4.5. Tumor Mutation Burden (TMB) and Immune Dysfunction and Exclusion (TIDE) Analysis

The package “maftools” was utilized to analyze the differences in TMB between the high- and low-risk sets. Scoring file for TIDE was downloaded from the website (http://tide.dfci.harvard.edu, (accessed on 15 October 2022)) [56].

4.6. Tumor Microenvironment (TME) Analysis

For low- and high-risk sets, violin plots were created with the packages “limma” and “vioplot”, showing the percentage of 22 types of tumor-infiltrating immune cells.
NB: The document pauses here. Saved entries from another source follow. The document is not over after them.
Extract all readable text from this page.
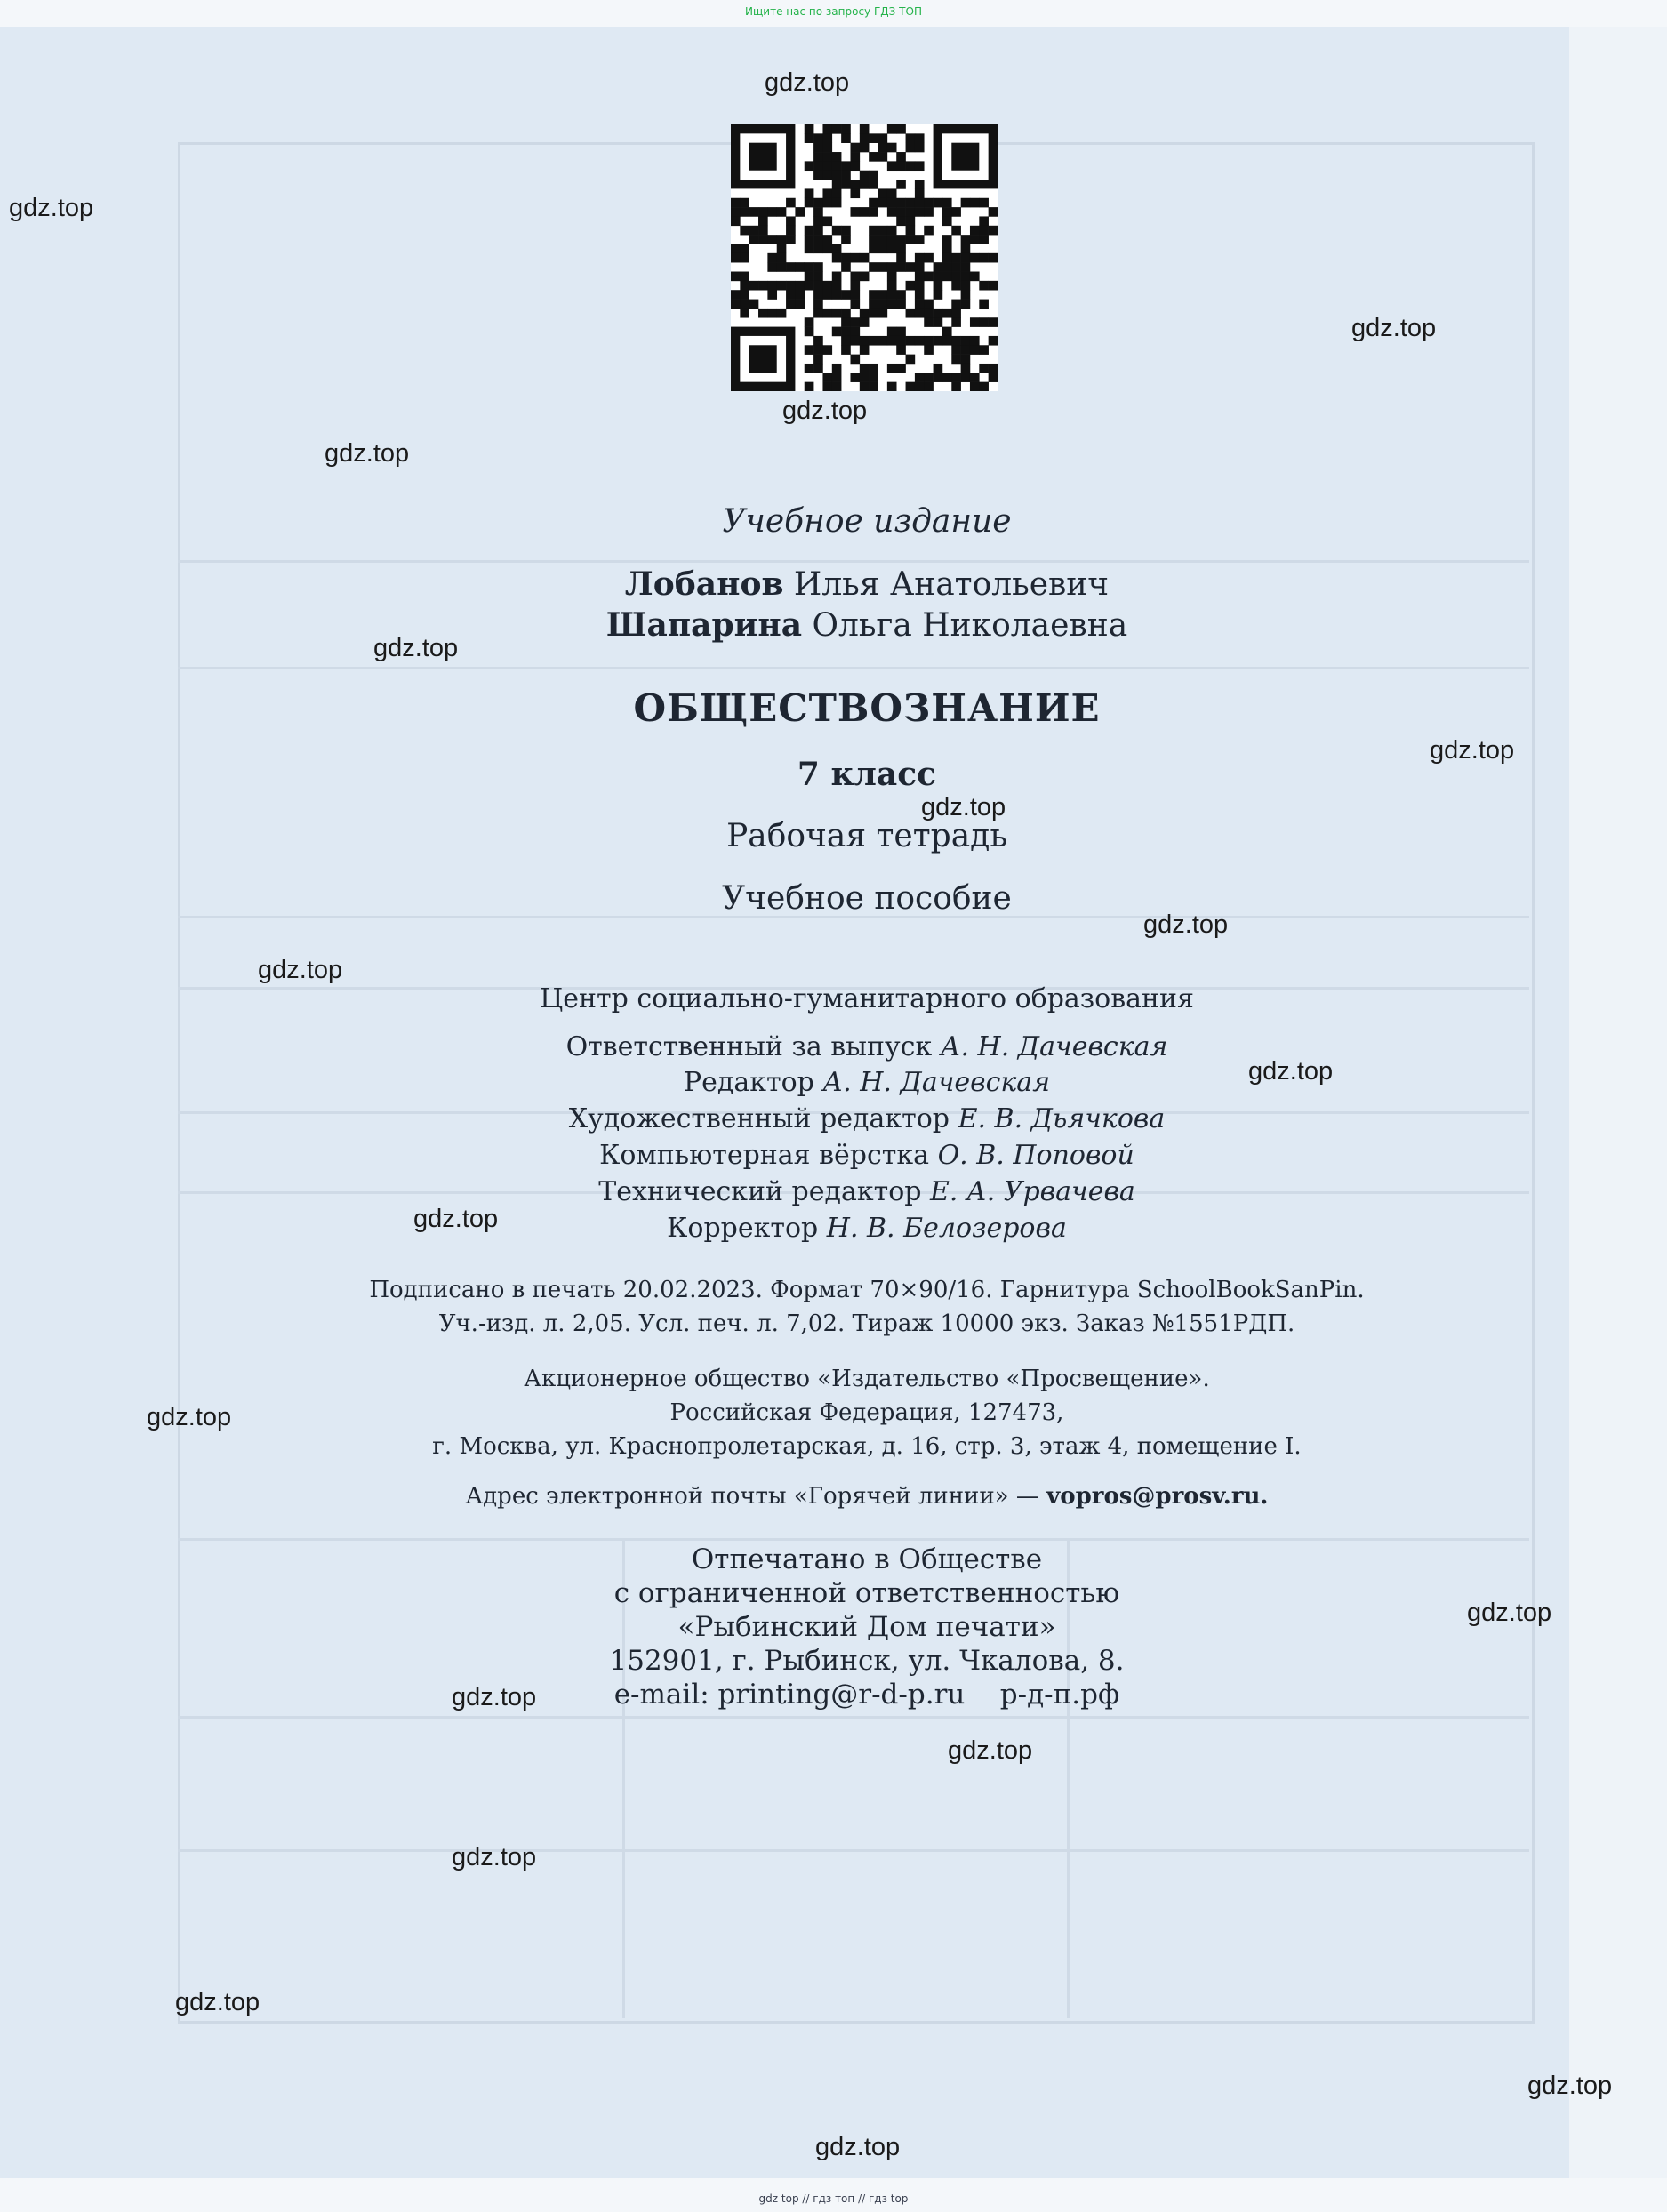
Ищите нас по запросу ГДЗ ТОП
Учебное издание
Лобанов Илья Анатольевич
Шапарина Ольга Николаевна
ОБЩЕСТВОЗНАНИЕ
7 класс
Рабочая тетрадь
Учебное пособие
Центр социально-гуманитарного образования
Ответственный за выпуск А. Н. Дачевская
Редактор А. Н. Дачевская
Художественный редактор Е. В. Дьячкова
Компьютерная вёрстка О. В. Поповой
Технический редактор Е. А. Урвачева
Корректор Н. В. Белозерова
Подписано в печать 20.02.2023. Формат 70×90/16. Гарнитура SchoolBookSanPin.
Уч.-изд. л. 2,05. Усл. печ. л. 7,02. Тираж 10000 экз. Заказ №1551РДП.
Акционерное общество «Издательство «Просвещение».
Российская Федерация, 127473,
г. Москва, ул. Краснопролетарская, д. 16, стр. 3, этаж 4, помещение I.
Адрес электронной почты «Горячей линии» — vopros@prosv.ru.
Отпечатано в Обществе
с ограниченной ответственностью
«Рыбинский Дом печати»
152901, г. Рыбинск, ул. Чкалова, 8.
e-mail: printing@r-d-p.ru    р-д-п.рф
gdz.top
gdz.top
gdz.top
gdz.top
gdz.top
gdz.top
gdz.top
gdz.top
gdz.top
gdz.top
gdz.top
gdz.top
gdz.top
gdz.top
gdz.top
gdz.top
gdz.top
gdz.top
gdz.top
gdz.top
gdz top // гдз топ // гдз top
We utilized packages “limma”, “reshape2”, “tidyverse”, “ggplot2”, “ggpubr” and “ggExtra” to survey the correlation among risk score, infiltrating immune cells and immune checkpoints. The heat map exhibited the difference of immune-related functions for the low- and high-risk sets, which was plotted with packages “limma”, “GSVA”, “GSEABase”, “pheatmap” and “reshape2”. Furthermore, the IC50 values of drugs available for treating pRCC in high-risk and low-risk sets were predicted by pRRophetic.

4.7. External Dataset Validation

CRLs were tested for prognostic value using a KM plotter database (https://kmplot.com/analysis/ (accessed on 15 October 2022)). Auto selecting best cutoff was utilized to split patients.

5. Conclusions

Overall, a novel prognostic model based on five CRLs was developed for pRCC patients. The features were correlated with the immune microenvironment, immune checkpoints and immunotherapy. The findings will contribute to a better understanding of the underlying mechanisms of pRCC emergence and progression, which provide a potential strategy to treat pRCC by the combination of cuproptosis and immunotherapy.